Rond 1800 nam uitgeverij J.C. Sepp & Zoon het initiatief voor de flora. Alle ons omringende landen hadden immers al een ‘eigen’ flora. De uitgeverij benaderde Jan Kops, die bedong dat alle afbeeldingen gemaakt moesten zijn naar het leven van de in Nederland gevonden planten. Dat betekende: plant vinden, tekenen, gravure maken, zwart-wit drukken, handmatig inkleuren. De Flora Batava was een ‘losbladig’ werk in 461 afleveringen die gedurende 134 jaar zijn uitgegeven.
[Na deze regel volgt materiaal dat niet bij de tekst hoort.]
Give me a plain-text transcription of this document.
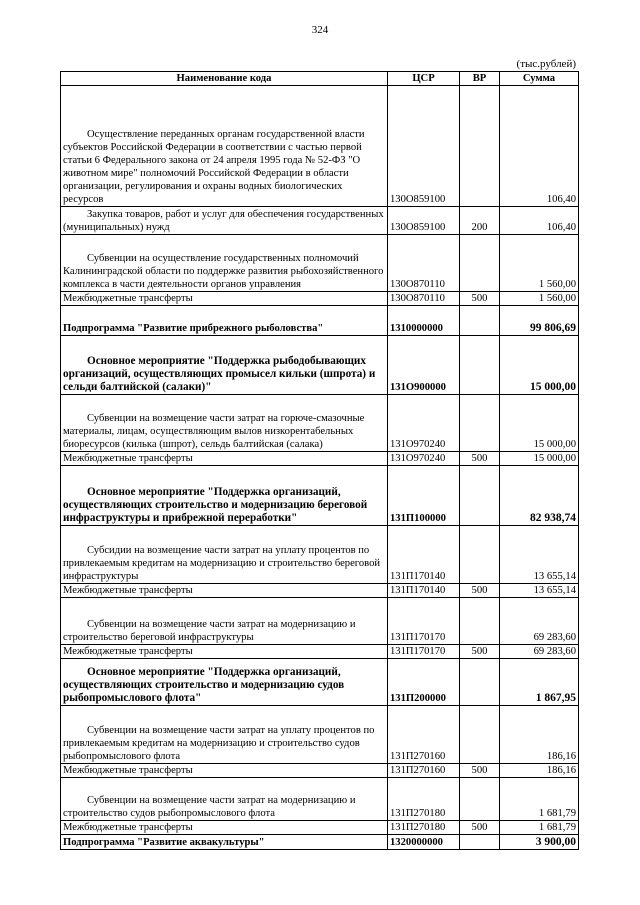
324
(тыс.рублей)
Наименование кода	ЦСР	ВР	Сумма
Осуществление переданных органам государственной власти субъектов Российской Федерации в соответствии с частью первой статьи 6 Федерального закона от 24 апреля 1995 года № 52-ФЗ "О животном мире" полномочий Российской Федерации в области организации, регулирования и охраны водных биологических ресурсов	130О859100		106,40
Закупка товаров, работ и услуг для обеспечения государственных (муниципальных) нужд	130О859100	200	106,40
Субвенции на осуществление государственных полномочий Калининградской области по поддержке развития рыбохозяйственного комплекса в части деятельности органов управления	130О870110		1 560,00
Межбюджетные трансферты	130О870110	500	1 560,00
Подпрограмма "Развитие прибрежного рыболовства"	1310000000		99 806,69
Основное мероприятие "Поддержка рыбодобывающих организаций, осуществляющих промысел кильки (шпрота) и сельди балтийской (салаки)"	131О900000		15 000,00
Субвенции на возмещение части затрат на горюче-смазочные материалы, лицам, осуществляющим вылов низкорентабельных биоресурсов (килька (шпрот), сельдь балтийская (салака)	131О970240		15 000,00
Межбюджетные трансферты	131О970240	500	15 000,00
Основное мероприятие "Поддержка организаций, осуществляющих строительство и модернизацию береговой инфраструктуры и прибрежной переработки"	131П100000		82 938,74
Субсидии на возмещение части затрат на уплату процентов по привлекаемым кредитам на модернизацию и строительство береговой инфраструктуры	131П170140		13 655,14
Межбюджетные трансферты	131П170140	500	13 655,14
Субвенции на возмещение части затрат на модернизацию и строительство береговой инфраструктуры	131П170170		69 283,60
Межбюджетные трансферты	131П170170	500	69 283,60
Основное мероприятие "Поддержка организаций, осуществляющих строительство и модернизацию судов рыбопромыслового флота"	131П200000		1 867,95
Субвенции на возмещение части затрат на уплату процентов по привлекаемым кредитам на модернизацию и строительство судов рыбопромыслового флота	131П270160		186,16
Межбюджетные трансферты	131П270160	500	186,16
Субвенции на возмещение части затрат на модернизацию и строительство судов рыбопромыслового флота	131П270180		1 681,79
Межбюджетные трансферты	131П270180	500	1 681,79
Подпрограмма "Развитие аквакультуры"	1320000000		3 900,00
Van 1800 tot 1934. Hetgeen betekent dat veel mensen en ook verschillende uitgevers er aan hebben gewerkt. Voor de eerste uitgave hadden 230 mensen ingetekend.
Tijdens de opening van de tentoonstelling op de WUR hield Anneke Groen een presentatie. Ze begon met een afbeelding van een krantenartikel uit 1948 dat over het arboretum gaat, maar waarin de Flora Batava in de tweede helft wordt genoemd. Alle pagina’s zouden bij WUR Special Collections liggen, maar dat is niet zo. Wel een duizendtal. De bibliotheek bezit originele tekeningen en de ingekleurde gravures. Enkele zijn tentoongesteld. Het is prachtig deze naast elkaar te kunnen bekijken.
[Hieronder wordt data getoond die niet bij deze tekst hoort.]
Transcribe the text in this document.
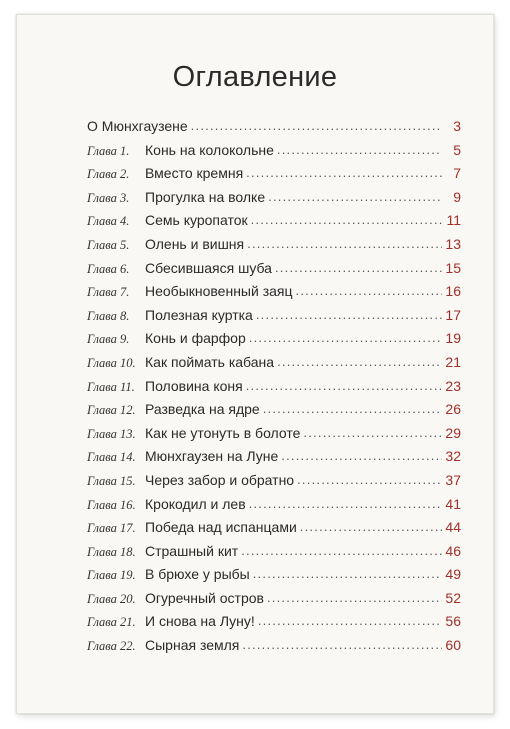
Оглавление
О Мюнхгаузене . . .	3
Глава 1.	Конь на колокольне . . .	5
Глава 2.	Вместо кремня . . .	7
Глава 3.	Прогулка на волке . . .	9
Глава 4.	Семь куропаток . . .	11
Глава 5.	Олень и вишня . . .	13
Глава 6.	Сбесившаяся шуба . . .	15
Глава 7.	Необыкновенный заяц . . .	16
Глава 8.	Полезная куртка . . .	17
Глава 9.	Конь и фарфор . . .	19
Глава 10. Как поймать кабана . . .	21
Глава 11. Половина коня . . .	23
Глава 12. Разведка на ядре . . .	26
Глава 13. Как не утонуть в болоте . . .	29
Глава 14. Мюнхгаузен на Луне . . .	32
Глава 15. Через забор и обратно . . .	37
Глава 16. Крокодил и лев . . .	41
Глава 17. Победа над испанцами . . .	44
Глава 18. Страшный кит . . .	46
Глава 19. В брюхе у рыбы . . .	49
Глава 20. Огуречный остров . . .	52
Глава 21. И снова на Луну! . . .	56
Глава 22. Сырная земля . . .	60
De Flora Batava kent 2240 afbeeldingen en 2400 soorten – soms staan in een afbeelding twee of meer soorten. In de uitgave die nu verschijnt worden honderd planten volledig getoond met een beschrijving van een hedendaagse deskundige. De andere afbeeldingen zijn verkleind tot vier op een pagina. Al met al een dik en gewichtig boek.

Links gedrukte, ingekleurde gravure, rechts de originele tekening

Van de honderd nieuwe plantbeschrijvingen komen er twaalf van de hand van (oud) WUR-medewerkers, waaronder Liesbeth Missel (we moeten haar natuurlijk wel noemen omdat we haar al langer kennen).

Verdeling van de gewassen
Wat is het?

Ook tijdens het openingsevenement gaf Anastasia Stefanaki, botanica en gespecialiseerd in botanische geschiedenis, een presentatie waarin het werk omtrent de hedendaagse uitgave werd toegelicht. Alle planten zijn namelijk opnieuw gedetermineerd. Ze vertelde dat ruim vierhonderd stuks enige moeilijkheden opleverden en uiteindelijk zo’n honderd niet konden worden geïdentificeerd. Uitgestorven?
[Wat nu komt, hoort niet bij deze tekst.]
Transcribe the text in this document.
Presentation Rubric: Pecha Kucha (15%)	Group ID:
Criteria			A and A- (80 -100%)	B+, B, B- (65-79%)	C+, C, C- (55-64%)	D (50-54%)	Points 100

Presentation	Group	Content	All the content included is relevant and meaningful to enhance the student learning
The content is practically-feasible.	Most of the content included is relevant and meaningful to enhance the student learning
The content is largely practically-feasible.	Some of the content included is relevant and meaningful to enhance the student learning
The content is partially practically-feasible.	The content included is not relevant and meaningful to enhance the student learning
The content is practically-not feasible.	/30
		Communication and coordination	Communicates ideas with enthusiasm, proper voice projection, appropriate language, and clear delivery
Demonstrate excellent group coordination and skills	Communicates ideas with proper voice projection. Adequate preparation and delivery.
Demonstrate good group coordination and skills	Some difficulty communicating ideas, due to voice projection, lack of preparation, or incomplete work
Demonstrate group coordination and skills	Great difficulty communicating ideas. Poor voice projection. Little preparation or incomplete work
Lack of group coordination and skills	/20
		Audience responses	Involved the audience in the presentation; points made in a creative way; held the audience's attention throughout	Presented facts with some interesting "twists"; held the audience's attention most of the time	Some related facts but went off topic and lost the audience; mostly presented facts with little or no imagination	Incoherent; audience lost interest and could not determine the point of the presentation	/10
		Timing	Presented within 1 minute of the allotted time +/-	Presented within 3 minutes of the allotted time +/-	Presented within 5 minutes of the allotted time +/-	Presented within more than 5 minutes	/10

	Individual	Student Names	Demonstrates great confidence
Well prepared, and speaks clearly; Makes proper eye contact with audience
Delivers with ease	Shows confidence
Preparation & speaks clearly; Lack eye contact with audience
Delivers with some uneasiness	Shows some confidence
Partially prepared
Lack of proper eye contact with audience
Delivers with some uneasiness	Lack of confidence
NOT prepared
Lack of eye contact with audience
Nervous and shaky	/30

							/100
Vervolgens lichtte ze er één plant uit: de bostulp. Op zich merkwaardig om een mediterrane plant in een Nederlandse inheemse flora op te nemen, toch? Maar de bostulp is een gevierde stinsenplant die toentertijd al behoorlijk was verwilderd. De eerste melding in Nederland dateert van 1770. Maar waar kwam de bostulp vandaan? De presentatie van Anastasia kwam fraai overeen met wat wij zelf doen als we de geschiedenis van een groente beschrijven: oude botanische werken doornemen en het spoor terug proberen te volgen. Anastasia volgt onder andere Dodoens, De Lobel, de Zwitser Conrad Gessner en komt uiteindelijk tot de conclusie dat de Nederlandse bostulp rond 1550 uit Padua moet zijn gekomen. Of misschien Bologna? Maar hoe het tulpje dan daar terecht is gekomen, is nu dus de vraag.

De hedendaagse uitgave van Flora Batava verschijnt rond 1 juni 2023.